North Korea is denying reports that portraits of leader Kim Jong Il have been removed from public places, calling the accounts a US plot to overthrow his government, China's main state news agency reported yesterday.
"It didn't happen before, and will never happen," the Xinhua News Agency quoted North Korean Foreign Ministry official Ri Gyong Son as saying in the North's capital, Pyongyang. Ri called the reports "an intrigue that the US and its attaching countries want to overthrow" the North's government, according to Xinhua. It didn't say when he made the comments.
Russia's Itar-Tass news agency, citing unidentified diplomats, reported this week that portraits of Kim were being removed from buildings in the secretive North.
Kim and his late father, communist founder Kim Il Sung, are the focus of an intense official cult of personality in North Korea and their portraits are hung in all public places. North Korea is locked in a dispute with the United States and its allies over its nuclear program.
"General Kim Jong Il is the fate of the Korean people and the DPRK's socialism. It is unimaginable that DPRK people and army can separate their fates from Kim Jong Il," Ri was quoted as saying, referring to North Korea by the initials of its official name.

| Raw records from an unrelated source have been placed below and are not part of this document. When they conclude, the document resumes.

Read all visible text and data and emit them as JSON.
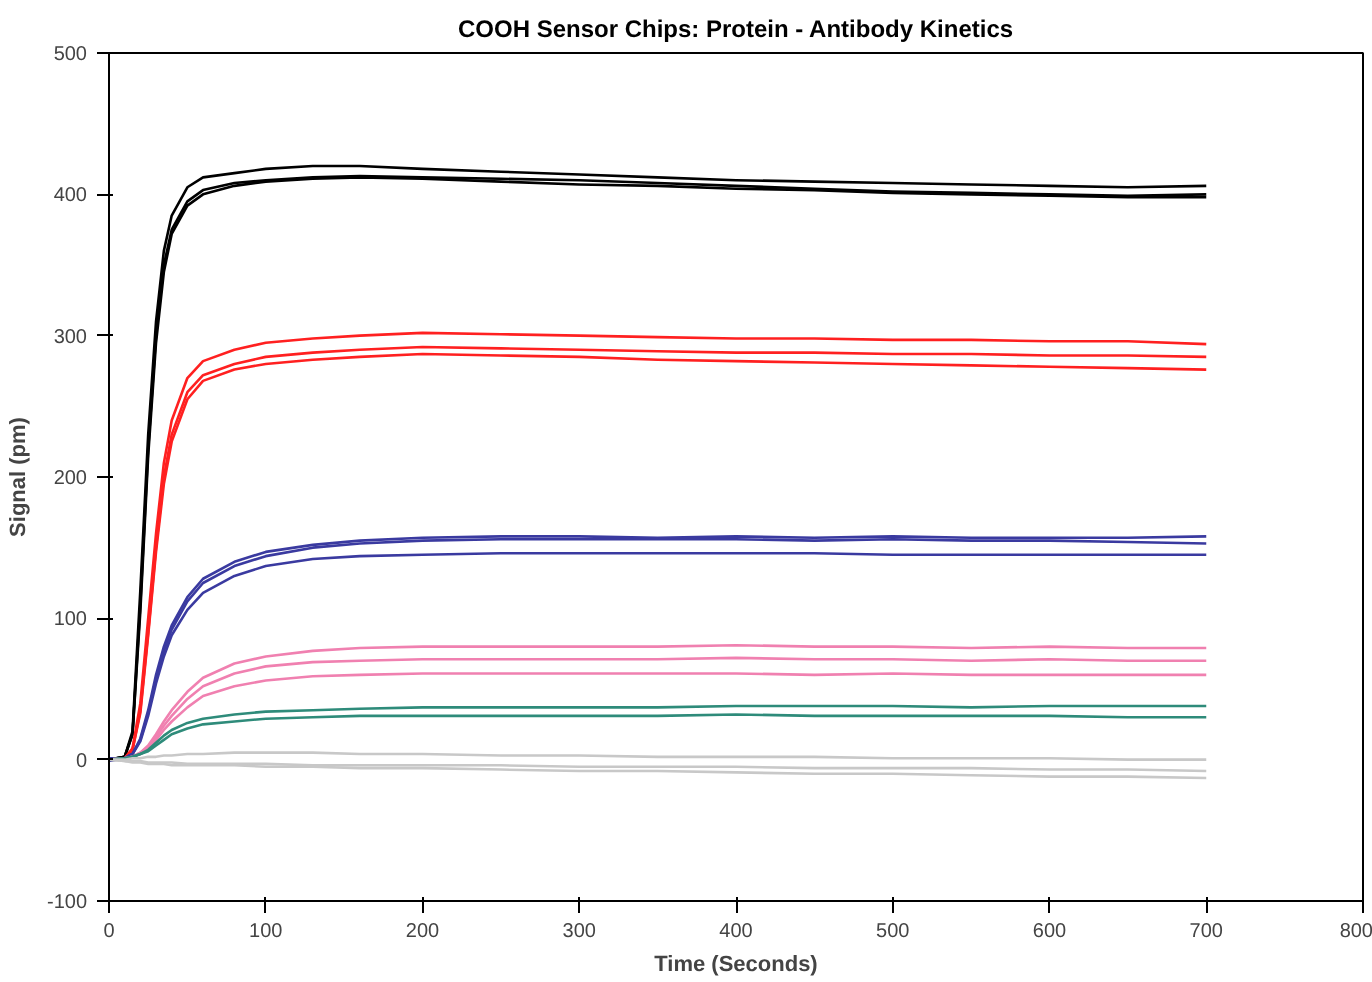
{
  "chart_data": {
    "type": "line",
    "title": "COOH Sensor Chips: Protein - Antibody Kinetics",
    "xlabel": "Time (Seconds)",
    "ylabel": "Signal (pm)",
    "x": [
      0,
      10,
      15,
      20,
      25,
      30,
      35,
      40,
      50,
      60,
      80,
      100,
      130,
      160,
      200,
      250,
      300,
      350,
      400,
      450,
      500,
      550,
      600,
      650,
      700
    ],
    "series": [
      {
        "color": "#000000",
        "values": [
          0,
          2,
          20,
          120,
          230,
          310,
          360,
          385,
          405,
          412,
          415,
          418,
          420,
          420,
          418,
          416,
          414,
          412,
          410,
          409,
          408,
          407,
          406,
          405,
          406
        ]
      },
      {
        "color": "#000000",
        "values": [
          0,
          2,
          18,
          110,
          220,
          300,
          350,
          375,
          395,
          403,
          408,
          410,
          412,
          413,
          412,
          411,
          410,
          408,
          406,
          404,
          402,
          401,
          400,
          399,
          400
        ]
      },
      {
        "color": "#000000",
        "values": [
          0,
          2,
          18,
          105,
          215,
          295,
          345,
          372,
          392,
          400,
          406,
          409,
          411,
          412,
          411,
          409,
          407,
          406,
          404,
          403,
          401,
          400,
          399,
          398,
          398
        ]
      },
      {
        "color": "#ff2020",
        "values": [
          0,
          1,
          8,
          40,
          100,
          160,
          210,
          240,
          270,
          282,
          290,
          295,
          298,
          300,
          302,
          301,
          300,
          299,
          298,
          298,
          297,
          297,
          296,
          296,
          294
        ]
      },
      {
        "color": "#ff2020",
        "values": [
          0,
          1,
          7,
          35,
          90,
          150,
          200,
          230,
          260,
          272,
          280,
          285,
          288,
          290,
          292,
          291,
          290,
          289,
          288,
          288,
          287,
          287,
          286,
          286,
          285
        ]
      },
      {
        "color": "#ff2020",
        "values": [
          0,
          1,
          7,
          33,
          88,
          147,
          195,
          225,
          255,
          268,
          276,
          280,
          283,
          285,
          287,
          286,
          285,
          283,
          282,
          281,
          280,
          279,
          278,
          277,
          276
        ]
      },
      {
        "color": "#3a3aa0",
        "values": [
          1,
          1,
          4,
          15,
          35,
          60,
          80,
          95,
          115,
          128,
          140,
          147,
          152,
          155,
          157,
          158,
          158,
          157,
          158,
          157,
          158,
          157,
          157,
          157,
          158
        ]
      },
      {
        "color": "#3a3aa0",
        "values": [
          -1,
          1,
          4,
          14,
          33,
          57,
          77,
          92,
          112,
          125,
          137,
          144,
          150,
          153,
          155,
          156,
          156,
          156,
          156,
          155,
          156,
          155,
          155,
          154,
          153
        ]
      },
      {
        "color": "#3a3aa0",
        "values": [
          0,
          1,
          4,
          13,
          31,
          54,
          73,
          88,
          106,
          118,
          130,
          137,
          142,
          144,
          145,
          146,
          146,
          146,
          146,
          146,
          145,
          145,
          145,
          145,
          145
        ]
      },
      {
        "color": "#f080b0",
        "values": [
          0,
          1,
          2,
          5,
          10,
          18,
          27,
          35,
          48,
          58,
          68,
          73,
          77,
          79,
          80,
          80,
          80,
          80,
          81,
          80,
          80,
          79,
          80,
          79,
          79
        ]
      },
      {
        "color": "#f080b0",
        "values": [
          0,
          1,
          2,
          5,
          9,
          16,
          24,
          31,
          43,
          52,
          61,
          66,
          69,
          70,
          71,
          71,
          71,
          71,
          72,
          71,
          71,
          70,
          71,
          70,
          70
        ]
      },
      {
        "color": "#f080b0",
        "values": [
          0,
          1,
          2,
          4,
          8,
          14,
          21,
          27,
          37,
          45,
          52,
          56,
          59,
          60,
          61,
          61,
          61,
          61,
          61,
          60,
          61,
          60,
          60,
          60,
          60
        ]
      },
      {
        "color": "#2e8b7a",
        "values": [
          0,
          1,
          2,
          4,
          7,
          12,
          17,
          21,
          26,
          29,
          32,
          34,
          35,
          36,
          37,
          37,
          37,
          37,
          38,
          38,
          38,
          37,
          38,
          38,
          38
        ]
      },
      {
        "color": "#2e8b7a",
        "values": [
          0,
          1,
          2,
          4,
          6,
          10,
          14,
          18,
          22,
          25,
          27,
          29,
          30,
          31,
          31,
          31,
          31,
          31,
          32,
          31,
          31,
          31,
          31,
          30,
          30
        ]
      },
      {
        "color": "#c8c8c8",
        "values": [
          0,
          0,
          1,
          1,
          2,
          2,
          3,
          3,
          4,
          4,
          5,
          5,
          5,
          4,
          4,
          3,
          3,
          2,
          2,
          2,
          1,
          1,
          1,
          0,
          0
        ]
      },
      {
        "color": "#c8c8c8",
        "values": [
          0,
          -1,
          -1,
          -1,
          -2,
          -2,
          -2,
          -2,
          -3,
          -3,
          -3,
          -3,
          -4,
          -4,
          -4,
          -4,
          -5,
          -5,
          -5,
          -6,
          -6,
          -6,
          -7,
          -7,
          -8
        ]
      },
      {
        "color": "#c8c8c8",
        "values": [
          0,
          -1,
          -2,
          -2,
          -3,
          -3,
          -3,
          -4,
          -4,
          -4,
          -4,
          -5,
          -5,
          -6,
          -6,
          -7,
          -8,
          -8,
          -9,
          -10,
          -10,
          -11,
          -12,
          -12,
          -13
        ]
      }
    ],
    "xlim": [
      0,
      800
    ],
    "ylim": [
      -100,
      500
    ],
    "xticks": [
      0,
      100,
      200,
      300,
      400,
      500,
      600,
      700,
      800
    ],
    "yticks": [
      -100,
      0,
      100,
      200,
      300,
      400,
      500
    ],
    "marker": "none",
    "line_style": "solid"
  }
}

"It is nothing but stupid and ridiculous acts just like trying to remove the sun from the sky," Ri said, according to Xinhua. "The adoration for the leader originated from people's life. It will never change."
When asked Thursday about the reports of the portraits being removed, US State Department spokesman Adam Ereli said Washington had not seen "anything going on in North Korea to raise alarm bells."
Also this week, the Tokyo-based Radiopress news agency, which monitors the North, said the communist regime's state press had toned down the extravagant titles it usually bestows on Kim.
Foreign analysts suggested that Kim might have had such adulation reduced in an effort to lower his profile as a target for public discontent over food shortages and economic problems. But South Korea's Yonhap News Agency reported on Thursday that Rodong Sinmun, the main newspaper of the North's ruling party, referred to Kim by the honorific titles "Great Leader" and "Great Commander," indicating that he was still in charge.